A cantare sono in due, Chris Mason e Ryan Boldt (entrambi pluristrumentisti del gruppo, ma soprattutto impegnati alle chitarre e al basso), azzardare una paternità vocale ad ogni singolo brano è difficile però avendo come unico riferimento la firma dell’autore, uno ricorda più Young l’altro esibisce certe enfasi vocali che a me ricordano addirittura Bryan Ferry. Comunque sia il risultato finale fa stare tutto perfettamente in equilibrio e il disco è davvero di quelli che si lasciano ascoltare a lungo, coinvolgendo, ammaliando, scaldando il cuore quando fa freddo.
Le canzoni, dicevo prima, sono quasi tutte di notevole livello, il primo lato contiene subito una serie di belle prove: 18th of December, Picture On My Wall e soprattutto l’ottima Red Red Rose, un country-folk moderno in cui le tastiere di Geoff Hilhorst (che usa davvero ogni diavoleria possibile, dal Wurlitzer al mellotron, dal paino all’organo, alla celeste) ricordano davvero lo stile di Garth Hudson.
Il lato B è quello meno penetrante, ma il disco si ripiglia con l’ultima traccia, la terza, una gran bella East Saint Louis. Il secondo vinile della confezione riserva molte sorprese, non solo per quanto riguarda le canzoni ma anche a livello stilistico, quattro brani su un lato, tutti considerevoli, con una chiusura assai intrigante che si intitola Bourbon Street e che, a dispetto del titolo, musicalmente non ha nulla a che vedere con la Crescent City: gran chitarre, ancora una volta, e tastiere penetranti, il tutto per una canzone che sembra uscita da Notorious Byrd Brothers dei Byrds.

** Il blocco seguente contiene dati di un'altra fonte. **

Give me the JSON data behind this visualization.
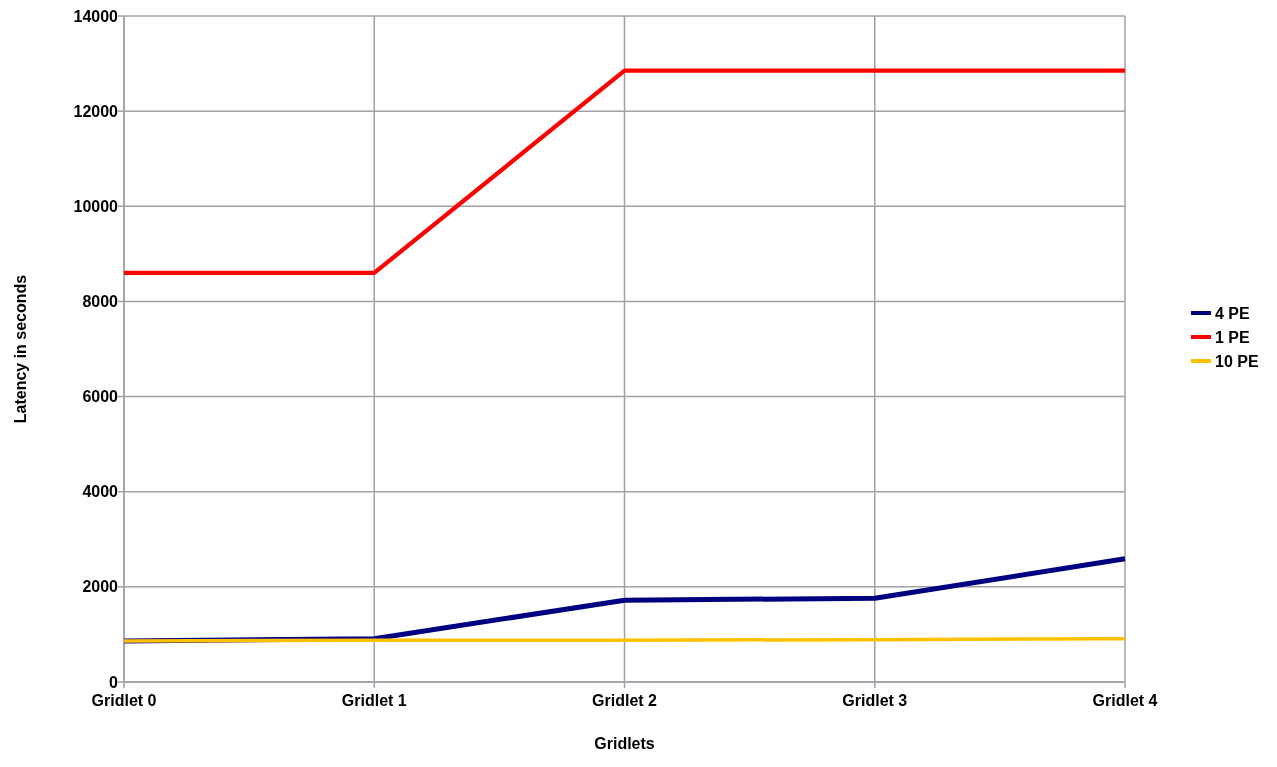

Due le tracce sulla quarta facciata di questo giubileo, sei minuti per la delicata The Beater, con chitarre acustiche e pedal steel in bella evidenza, ben dieci minuti per la traccia conclusiva, The Same Thing, in cui le tastiere diventano pura psichedelia, con la voce di Boldt che si dipana cantando su un insistente riff quasi mutuato dai Grateful Dead ma che non si concede mai alla citazione pura e semplice. Certo, se non avessero ascoltato la musica degli anni settanta e probabilmente senza la produzione di Wilson, i Deep Dark Woods forse non avrebbero fatto un disco come questo, o forse anche sì. A chi può importare quando un disco è tanto bello?